The United States and allied forces have sharply pulled in the reins on air strikes against the Islamic State. To give them the benefit of the doubt, that’s partly out of humanitarian concerns about killing civilians, but also because, as Eric Schmitt reports in the New York Times,

Killing such innocents could hand the militants a major propaganda coup and alienate both the local Sunni tribesmen, whose support is critical to ousting the militants, and Sunni Arab countries that are part of the American-led coalition.

But

… many Iraqi commanders, and even some American officers, argue that exercising such prudence is harming the coalition’s larger effort to destroy the Islamic State, also known as ISIS or Daesh, and that it illustrates the limitations of American air power in the Obama administration’s strategy.

To say U.S. commanders and their Iraqi counterparts, as well as U.S. pilots are frustrated, is apparently an understatement.

“In most cases, unless a general officer can look at a video picture from a U.A.V., over a satellite link, I cannot get authority to engage,” [an] A-10 pilot said, referring to an unmanned aerial vehicle, or drone, and speaking on the condition of anonymity to avoid punishment from his superiors. “It’s not uncommon to wait several hours overhead a suspected target for someone to make a decision to engage or not.”

Meanwhile

… many Iraqi commanders, and even some American officers, argue that exercising such prudence is harming the coalition’s larger effort to destroy the Islamic State, also known as ISIS or Daesh, and that it illustrates the limitations of American air power in the Obama administration’s strategy.

Once again, ye olde limitations of air power rears its ugly head.

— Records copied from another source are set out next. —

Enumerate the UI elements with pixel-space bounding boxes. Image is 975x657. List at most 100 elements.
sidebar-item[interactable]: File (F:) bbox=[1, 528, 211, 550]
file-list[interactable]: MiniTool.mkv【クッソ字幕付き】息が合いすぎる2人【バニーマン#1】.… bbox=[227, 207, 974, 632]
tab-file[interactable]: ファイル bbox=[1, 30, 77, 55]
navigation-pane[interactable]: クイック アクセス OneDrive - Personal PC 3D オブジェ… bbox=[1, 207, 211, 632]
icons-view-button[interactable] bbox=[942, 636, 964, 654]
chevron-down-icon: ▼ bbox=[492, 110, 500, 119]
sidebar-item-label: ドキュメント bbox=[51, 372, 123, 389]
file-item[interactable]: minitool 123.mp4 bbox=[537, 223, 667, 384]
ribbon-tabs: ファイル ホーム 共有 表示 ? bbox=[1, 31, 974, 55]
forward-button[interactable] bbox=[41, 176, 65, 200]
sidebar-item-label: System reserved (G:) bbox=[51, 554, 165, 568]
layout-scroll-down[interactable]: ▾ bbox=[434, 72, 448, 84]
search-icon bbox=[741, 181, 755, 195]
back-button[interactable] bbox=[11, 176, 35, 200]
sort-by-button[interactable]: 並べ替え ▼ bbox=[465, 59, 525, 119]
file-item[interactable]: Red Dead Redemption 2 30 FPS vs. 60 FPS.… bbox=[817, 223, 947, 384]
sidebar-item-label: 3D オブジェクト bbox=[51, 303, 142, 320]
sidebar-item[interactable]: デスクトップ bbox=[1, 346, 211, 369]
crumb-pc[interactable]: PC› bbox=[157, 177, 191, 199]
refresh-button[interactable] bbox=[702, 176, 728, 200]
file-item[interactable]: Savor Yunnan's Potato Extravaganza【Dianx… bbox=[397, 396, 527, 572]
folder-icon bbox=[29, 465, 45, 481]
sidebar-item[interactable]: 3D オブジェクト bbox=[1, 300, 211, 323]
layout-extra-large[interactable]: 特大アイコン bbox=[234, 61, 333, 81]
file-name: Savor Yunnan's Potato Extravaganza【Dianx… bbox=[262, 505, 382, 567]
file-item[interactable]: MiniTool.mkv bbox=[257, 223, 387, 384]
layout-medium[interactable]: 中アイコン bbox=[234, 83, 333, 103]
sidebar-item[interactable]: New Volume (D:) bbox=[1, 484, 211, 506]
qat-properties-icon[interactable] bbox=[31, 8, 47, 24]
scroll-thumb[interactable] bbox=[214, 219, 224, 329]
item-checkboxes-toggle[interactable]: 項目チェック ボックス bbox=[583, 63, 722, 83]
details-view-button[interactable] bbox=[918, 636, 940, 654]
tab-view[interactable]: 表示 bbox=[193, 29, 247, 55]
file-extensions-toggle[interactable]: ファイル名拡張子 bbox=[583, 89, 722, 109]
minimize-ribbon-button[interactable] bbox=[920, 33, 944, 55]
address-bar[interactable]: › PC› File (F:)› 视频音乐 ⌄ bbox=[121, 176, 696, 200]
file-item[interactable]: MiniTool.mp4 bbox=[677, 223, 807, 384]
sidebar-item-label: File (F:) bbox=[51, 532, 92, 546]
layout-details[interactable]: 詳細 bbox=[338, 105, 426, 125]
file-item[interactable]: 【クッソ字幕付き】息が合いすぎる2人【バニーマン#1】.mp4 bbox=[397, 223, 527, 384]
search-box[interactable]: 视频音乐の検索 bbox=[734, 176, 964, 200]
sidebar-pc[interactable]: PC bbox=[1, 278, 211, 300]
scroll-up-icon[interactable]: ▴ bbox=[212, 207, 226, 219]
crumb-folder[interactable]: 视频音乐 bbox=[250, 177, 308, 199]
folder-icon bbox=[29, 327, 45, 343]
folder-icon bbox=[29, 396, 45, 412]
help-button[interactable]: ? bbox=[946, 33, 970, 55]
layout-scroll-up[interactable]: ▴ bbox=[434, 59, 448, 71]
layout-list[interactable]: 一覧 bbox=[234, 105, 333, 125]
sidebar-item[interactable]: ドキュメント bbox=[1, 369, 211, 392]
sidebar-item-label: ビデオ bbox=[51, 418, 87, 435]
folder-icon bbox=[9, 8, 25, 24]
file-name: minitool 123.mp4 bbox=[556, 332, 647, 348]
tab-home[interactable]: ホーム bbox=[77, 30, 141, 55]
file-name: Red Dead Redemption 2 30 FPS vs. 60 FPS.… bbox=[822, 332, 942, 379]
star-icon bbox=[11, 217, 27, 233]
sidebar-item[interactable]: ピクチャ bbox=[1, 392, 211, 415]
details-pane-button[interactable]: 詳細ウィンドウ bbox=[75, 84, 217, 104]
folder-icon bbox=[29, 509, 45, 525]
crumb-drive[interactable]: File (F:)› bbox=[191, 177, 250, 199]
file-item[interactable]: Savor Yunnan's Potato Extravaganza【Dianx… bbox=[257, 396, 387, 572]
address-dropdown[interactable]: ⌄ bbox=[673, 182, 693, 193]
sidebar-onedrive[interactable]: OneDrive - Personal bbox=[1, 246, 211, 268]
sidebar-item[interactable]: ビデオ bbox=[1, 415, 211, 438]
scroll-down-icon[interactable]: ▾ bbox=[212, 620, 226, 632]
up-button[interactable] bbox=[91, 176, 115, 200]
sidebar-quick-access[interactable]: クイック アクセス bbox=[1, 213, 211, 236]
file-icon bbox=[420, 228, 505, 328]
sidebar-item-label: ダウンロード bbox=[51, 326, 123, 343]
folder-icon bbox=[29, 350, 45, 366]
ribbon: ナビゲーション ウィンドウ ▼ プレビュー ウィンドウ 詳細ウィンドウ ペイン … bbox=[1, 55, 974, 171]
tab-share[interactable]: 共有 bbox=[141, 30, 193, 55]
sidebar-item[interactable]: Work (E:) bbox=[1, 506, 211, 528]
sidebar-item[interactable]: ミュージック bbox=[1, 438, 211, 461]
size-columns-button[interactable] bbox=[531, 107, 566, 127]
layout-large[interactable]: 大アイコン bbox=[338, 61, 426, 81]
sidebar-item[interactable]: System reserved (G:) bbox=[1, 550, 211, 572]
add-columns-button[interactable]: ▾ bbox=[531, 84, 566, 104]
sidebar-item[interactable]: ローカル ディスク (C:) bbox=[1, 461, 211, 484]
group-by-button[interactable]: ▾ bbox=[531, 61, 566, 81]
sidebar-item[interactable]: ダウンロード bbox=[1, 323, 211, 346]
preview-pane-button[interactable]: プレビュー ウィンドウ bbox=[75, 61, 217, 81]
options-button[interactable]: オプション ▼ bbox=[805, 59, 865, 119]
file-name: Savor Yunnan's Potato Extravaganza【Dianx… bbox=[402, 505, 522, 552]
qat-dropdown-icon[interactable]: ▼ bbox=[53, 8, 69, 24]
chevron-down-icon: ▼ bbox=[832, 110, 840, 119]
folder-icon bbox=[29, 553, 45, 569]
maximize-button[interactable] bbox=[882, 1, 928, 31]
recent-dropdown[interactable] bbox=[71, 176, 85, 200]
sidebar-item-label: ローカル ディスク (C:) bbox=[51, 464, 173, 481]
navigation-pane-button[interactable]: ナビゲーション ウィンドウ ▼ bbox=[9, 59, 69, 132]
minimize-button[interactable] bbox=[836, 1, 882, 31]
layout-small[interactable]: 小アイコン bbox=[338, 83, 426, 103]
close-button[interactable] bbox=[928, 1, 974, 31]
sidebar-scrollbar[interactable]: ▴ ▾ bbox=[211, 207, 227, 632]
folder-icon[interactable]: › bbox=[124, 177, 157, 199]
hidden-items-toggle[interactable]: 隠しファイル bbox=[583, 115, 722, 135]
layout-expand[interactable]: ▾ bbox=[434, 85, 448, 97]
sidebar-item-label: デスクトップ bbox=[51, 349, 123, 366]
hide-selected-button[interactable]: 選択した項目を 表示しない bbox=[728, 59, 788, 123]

Still, writes Schmitt

To be sure, the air campaign has achieved several successes in conducting about 4,200 strikes that have dropped about 14,000 bombs and other weapons. The campaign has killed an estimated 12,500 fighters and helped Iraqi forces regain about 25 percent of the territory seized in Iraq by the Islamic State, according to American military figures.

You can bet a lot of them are civilians.